Another aside. Two weeks ago the greatest living Christian theologian died. Jurgen Moltmann grew up a youth in Nazi Germany. As a teenager he was assigned to an anti-aircraft battery and experienced the horrors of bombing, watching his friends die. He spent time in a British prisoner-of-war camp, and there discovered the Christian faith in its fullness. Over the last seventy years he’s been one of the most prominent and influential of Christian voices. Realizing that after the horrors of the war, the Holocaust, and the atom bomb, belief in God was endangered. What was needed was a theology that arose from these experiences of suffering.
And so Moltmann wrote about a God who suffers with us. Not a God that is remote, free of emotion, and unacquainted with the human condition. But a God who feels, who loves deeply and compassionately, and who took it upon God’s self at the cross to experience the depths of human evil and suffering. And because of the crucifixion, God is a power always present with us in our suffering and pain.
Moltmann, though, was primarily a theologian of hope. That we must always be looking forward to newness and possibility. That we are the eternal beginners. And what we hope for is a fullness of life, an eternal livingness, that enriches our experiences every day. He celebrated the ways we encounter God in all that is joyful, good, beautiful, and fun.
And so the Christian church mourns the passing of this, our brother, one of the greatest Christian voices of all time.

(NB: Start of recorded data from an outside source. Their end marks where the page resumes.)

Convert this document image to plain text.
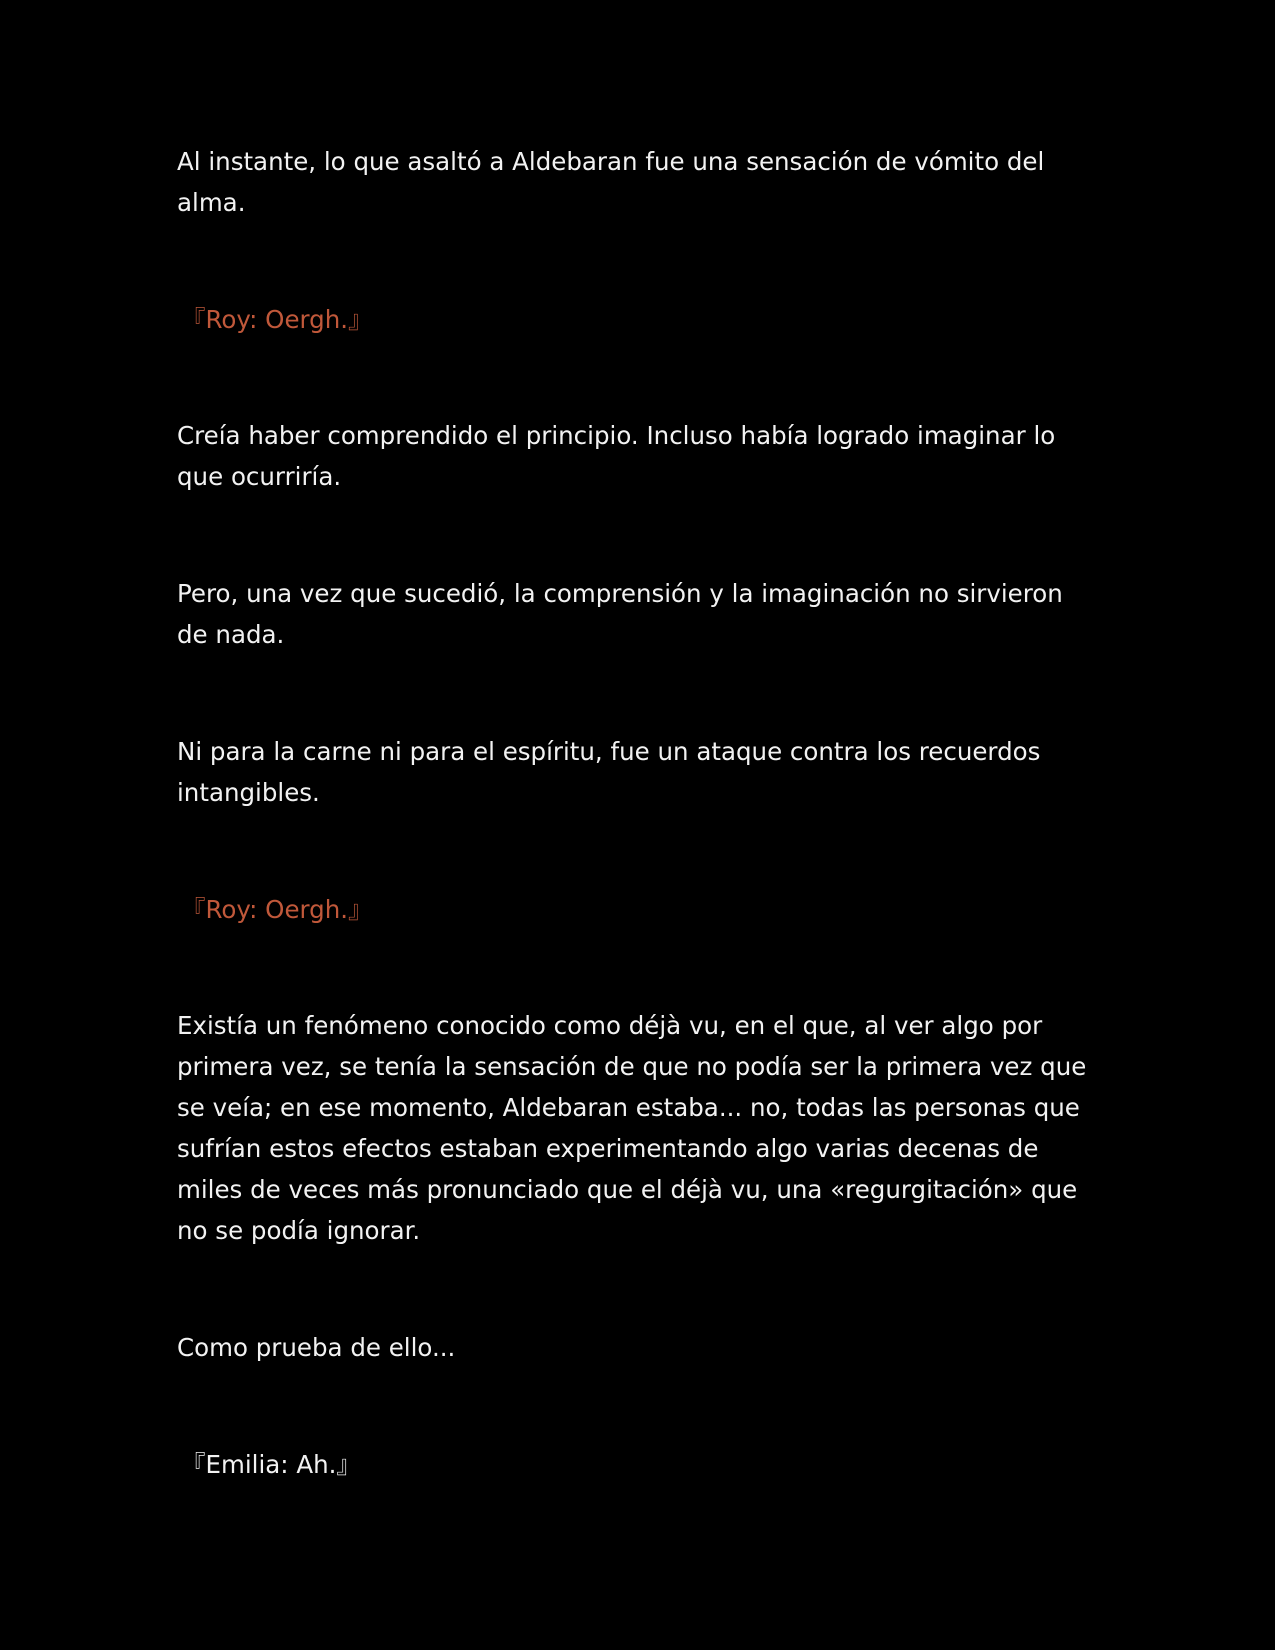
Al instante, lo que asaltó a Aldebaran fue una sensación de vómito del alma.

『Roy: Oergh.』

Creía haber comprendido el principio. Incluso había logrado imaginar lo que ocurriría.

Pero, una vez que sucedió, la comprensión y la imaginación no sirvieron de nada.

Ni para la carne ni para el espíritu, fue un ataque contra los recuerdos intangibles.

『Roy: Oergh.』

Existía un fenómeno conocido como déjà vu, en el que, al ver algo por primera vez, se tenía la sensación de que no podía ser la primera vez que se veía; en ese momento, Aldebaran estaba... no, todas las personas que sufrían estos efectos estaban experimentando algo varias decenas de miles de veces más pronunciado que el déjà vu, una «regurgitación» que no se podía ignorar.

Como prueba de ello...

『Emilia: Ah.』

I see a parallel with Hannah’s belief in God. She is confident that God will hear her and respond. That her child will bring about the changes she desires, a nation that lives more fully into God’s vision for humanity.
The story of Hannah is not one of an ideal parent, as we usually conceive it. Frankly, she doesn’t seem all that maternal. Her vision is big and bold and far transcends her own family. So, she becomes an interesting model for us and a reminder that families come in many forms, and that there’s not just one model for how we parent.
To those who are parents or who long to be parents, what is it you desire? What do you hope and dream for your children? What are your prayers?
For God, who is also our parent, our mother and father, is listening. God has dreams and desires to. Of how each of us can transform and grow into our best selves. Of how we can all learn to be family to one another. Of how our society can become more just and kind and good.
So, let us pray for what we desire—for our children, our families, our world. Trusting that God is with us as we work together to make our longings a reality.